You still had to do a roundtrip for every single click though, right? I don't think X Windows has any kind of client side scripting system.

That's better than SSH for sure, but still not as good as the web model.

X Windows server runs on the client machine.

The client is the server application.

  • The point still stands, though. You need a roundtrip, even if it starts from the X server rather than the X client.

    • You always need some level of round trip between keyboard and UNIX procecess.

      The server application isn't guessing keys, regardless of the connection format.

      What matters is how the communication is being compressed and local optimizations.

      12 replies →

  • I'm sorry to say I'm as confused as I was before I read these sentences.

    Let me try to rephrase: with X Windows, the UI server runs on your local machine, while the UI client runs on the remote machine (e.g. your application's server).

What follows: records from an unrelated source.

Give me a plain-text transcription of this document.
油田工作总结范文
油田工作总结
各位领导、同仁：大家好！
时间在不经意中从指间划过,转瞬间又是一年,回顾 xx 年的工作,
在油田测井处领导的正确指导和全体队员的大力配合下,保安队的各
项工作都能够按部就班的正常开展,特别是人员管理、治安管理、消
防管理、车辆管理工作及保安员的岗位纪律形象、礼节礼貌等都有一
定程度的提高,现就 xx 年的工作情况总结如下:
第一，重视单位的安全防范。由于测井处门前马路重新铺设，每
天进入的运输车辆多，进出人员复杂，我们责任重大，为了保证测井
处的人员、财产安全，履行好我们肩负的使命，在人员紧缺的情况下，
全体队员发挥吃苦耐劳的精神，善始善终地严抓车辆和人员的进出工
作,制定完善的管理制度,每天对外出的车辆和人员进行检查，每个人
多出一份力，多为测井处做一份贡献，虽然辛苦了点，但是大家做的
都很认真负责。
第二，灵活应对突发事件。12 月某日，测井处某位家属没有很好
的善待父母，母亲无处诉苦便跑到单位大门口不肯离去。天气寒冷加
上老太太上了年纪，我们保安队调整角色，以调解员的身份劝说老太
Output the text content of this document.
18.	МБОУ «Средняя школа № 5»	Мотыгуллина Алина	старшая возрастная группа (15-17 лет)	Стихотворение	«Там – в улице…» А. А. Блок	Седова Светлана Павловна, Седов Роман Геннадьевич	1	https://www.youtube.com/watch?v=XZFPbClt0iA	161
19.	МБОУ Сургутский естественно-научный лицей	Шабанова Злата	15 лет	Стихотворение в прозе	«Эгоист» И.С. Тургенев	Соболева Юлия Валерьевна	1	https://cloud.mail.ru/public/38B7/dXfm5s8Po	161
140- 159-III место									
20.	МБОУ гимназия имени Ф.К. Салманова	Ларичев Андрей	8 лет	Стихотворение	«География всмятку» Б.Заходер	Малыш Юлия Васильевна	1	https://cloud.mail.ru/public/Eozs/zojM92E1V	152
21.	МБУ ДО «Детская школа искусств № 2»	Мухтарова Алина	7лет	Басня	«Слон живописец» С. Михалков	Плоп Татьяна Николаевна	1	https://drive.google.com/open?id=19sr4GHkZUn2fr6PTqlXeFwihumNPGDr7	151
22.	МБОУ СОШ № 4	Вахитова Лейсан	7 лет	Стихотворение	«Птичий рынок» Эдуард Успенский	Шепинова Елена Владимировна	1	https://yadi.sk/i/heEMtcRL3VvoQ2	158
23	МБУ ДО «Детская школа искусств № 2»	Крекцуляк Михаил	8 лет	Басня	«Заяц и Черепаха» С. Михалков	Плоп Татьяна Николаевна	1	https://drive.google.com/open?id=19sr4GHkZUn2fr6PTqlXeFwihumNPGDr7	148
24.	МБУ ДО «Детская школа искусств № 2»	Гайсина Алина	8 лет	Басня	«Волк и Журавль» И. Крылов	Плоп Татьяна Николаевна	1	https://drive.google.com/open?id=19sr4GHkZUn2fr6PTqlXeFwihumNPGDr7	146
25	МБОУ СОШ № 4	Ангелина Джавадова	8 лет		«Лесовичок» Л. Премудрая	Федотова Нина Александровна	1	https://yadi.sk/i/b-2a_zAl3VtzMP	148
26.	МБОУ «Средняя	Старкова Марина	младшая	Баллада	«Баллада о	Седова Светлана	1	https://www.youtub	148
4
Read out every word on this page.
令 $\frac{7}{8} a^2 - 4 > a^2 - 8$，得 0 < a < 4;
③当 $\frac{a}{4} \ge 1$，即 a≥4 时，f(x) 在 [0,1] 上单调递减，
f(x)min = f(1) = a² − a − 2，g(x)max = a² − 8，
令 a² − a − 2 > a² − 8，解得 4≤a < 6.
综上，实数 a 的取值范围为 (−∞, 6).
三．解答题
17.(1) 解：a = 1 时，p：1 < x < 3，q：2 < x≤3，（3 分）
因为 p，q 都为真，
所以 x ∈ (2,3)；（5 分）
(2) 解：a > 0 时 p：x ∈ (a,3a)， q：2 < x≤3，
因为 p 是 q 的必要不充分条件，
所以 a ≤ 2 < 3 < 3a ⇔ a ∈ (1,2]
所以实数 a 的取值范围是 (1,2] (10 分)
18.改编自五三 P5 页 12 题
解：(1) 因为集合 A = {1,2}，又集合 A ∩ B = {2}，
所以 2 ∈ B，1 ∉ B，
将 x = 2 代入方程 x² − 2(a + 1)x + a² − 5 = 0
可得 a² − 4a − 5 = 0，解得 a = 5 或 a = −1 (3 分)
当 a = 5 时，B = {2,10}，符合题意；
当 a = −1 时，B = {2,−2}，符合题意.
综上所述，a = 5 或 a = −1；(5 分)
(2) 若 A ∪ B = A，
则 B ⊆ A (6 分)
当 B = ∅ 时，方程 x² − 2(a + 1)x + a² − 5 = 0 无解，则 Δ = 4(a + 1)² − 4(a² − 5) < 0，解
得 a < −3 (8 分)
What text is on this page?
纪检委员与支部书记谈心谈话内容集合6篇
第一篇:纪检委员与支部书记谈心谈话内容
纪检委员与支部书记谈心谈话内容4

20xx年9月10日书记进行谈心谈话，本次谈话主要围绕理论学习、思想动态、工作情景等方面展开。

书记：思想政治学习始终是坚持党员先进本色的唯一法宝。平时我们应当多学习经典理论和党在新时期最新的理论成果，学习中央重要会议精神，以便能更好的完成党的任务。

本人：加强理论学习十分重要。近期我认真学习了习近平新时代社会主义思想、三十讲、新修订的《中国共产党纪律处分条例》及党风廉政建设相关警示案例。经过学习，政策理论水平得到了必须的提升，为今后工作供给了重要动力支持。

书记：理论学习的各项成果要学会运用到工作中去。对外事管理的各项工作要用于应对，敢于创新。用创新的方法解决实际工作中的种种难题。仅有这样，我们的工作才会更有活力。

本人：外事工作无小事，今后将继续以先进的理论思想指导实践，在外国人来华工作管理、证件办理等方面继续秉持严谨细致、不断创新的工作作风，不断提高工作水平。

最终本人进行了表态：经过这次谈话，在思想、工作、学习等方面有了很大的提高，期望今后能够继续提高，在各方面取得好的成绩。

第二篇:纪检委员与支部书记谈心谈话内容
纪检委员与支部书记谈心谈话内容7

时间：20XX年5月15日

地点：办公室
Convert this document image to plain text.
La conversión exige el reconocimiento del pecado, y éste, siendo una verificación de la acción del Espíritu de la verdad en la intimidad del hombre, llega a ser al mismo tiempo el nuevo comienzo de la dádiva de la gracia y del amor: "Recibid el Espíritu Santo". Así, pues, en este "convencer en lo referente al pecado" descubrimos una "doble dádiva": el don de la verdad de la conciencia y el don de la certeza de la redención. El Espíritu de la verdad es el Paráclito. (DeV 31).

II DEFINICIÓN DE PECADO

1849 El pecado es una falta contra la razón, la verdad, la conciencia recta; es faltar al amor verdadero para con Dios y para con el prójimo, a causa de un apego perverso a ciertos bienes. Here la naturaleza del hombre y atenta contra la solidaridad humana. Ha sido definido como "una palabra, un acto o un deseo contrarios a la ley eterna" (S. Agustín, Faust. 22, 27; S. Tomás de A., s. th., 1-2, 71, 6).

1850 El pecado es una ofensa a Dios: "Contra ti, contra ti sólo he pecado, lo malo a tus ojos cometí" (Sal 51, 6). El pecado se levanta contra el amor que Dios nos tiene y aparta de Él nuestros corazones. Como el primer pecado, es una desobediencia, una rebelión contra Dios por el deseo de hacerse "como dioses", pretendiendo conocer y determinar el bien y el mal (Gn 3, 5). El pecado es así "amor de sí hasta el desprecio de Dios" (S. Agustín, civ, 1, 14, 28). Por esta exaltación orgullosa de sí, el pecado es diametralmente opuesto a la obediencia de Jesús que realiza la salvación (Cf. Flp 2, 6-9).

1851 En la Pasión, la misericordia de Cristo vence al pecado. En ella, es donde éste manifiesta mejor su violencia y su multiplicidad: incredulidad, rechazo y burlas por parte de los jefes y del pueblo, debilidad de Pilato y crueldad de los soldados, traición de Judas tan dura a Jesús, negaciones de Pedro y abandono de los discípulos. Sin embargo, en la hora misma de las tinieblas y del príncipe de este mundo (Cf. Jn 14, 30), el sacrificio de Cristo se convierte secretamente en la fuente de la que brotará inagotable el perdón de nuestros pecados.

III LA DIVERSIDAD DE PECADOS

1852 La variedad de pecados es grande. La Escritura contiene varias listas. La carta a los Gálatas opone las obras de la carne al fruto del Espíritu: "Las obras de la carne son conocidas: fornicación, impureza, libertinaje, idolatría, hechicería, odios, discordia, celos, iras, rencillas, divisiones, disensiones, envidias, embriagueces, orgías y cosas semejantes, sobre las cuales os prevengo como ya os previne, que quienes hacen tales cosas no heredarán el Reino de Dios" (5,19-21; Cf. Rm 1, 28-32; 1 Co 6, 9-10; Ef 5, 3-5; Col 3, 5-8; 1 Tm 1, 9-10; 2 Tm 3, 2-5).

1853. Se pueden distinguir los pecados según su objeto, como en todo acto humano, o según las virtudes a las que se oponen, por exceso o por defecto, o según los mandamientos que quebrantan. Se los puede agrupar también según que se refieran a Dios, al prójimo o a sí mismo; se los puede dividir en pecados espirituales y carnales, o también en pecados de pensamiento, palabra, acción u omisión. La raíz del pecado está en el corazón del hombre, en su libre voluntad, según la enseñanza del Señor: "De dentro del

Is that correct?

    • No, the whole UI runs on the client machine, which in X Windows nomenclature is the server.

      The client application (on X Windows nomenclature), runs on the remote server and is headless.

      Instead of sending streams of bytes to render text, it sends streams of encoded X Windows commands to draw the UI.

      Everything else regarding compilers, subprocesses and what have you keeps running on the server, regardless how the connection is made.

      Think big X Windows terminals or green/ambar phosphor terminals accessing the single UNIX server, used by the complete university department.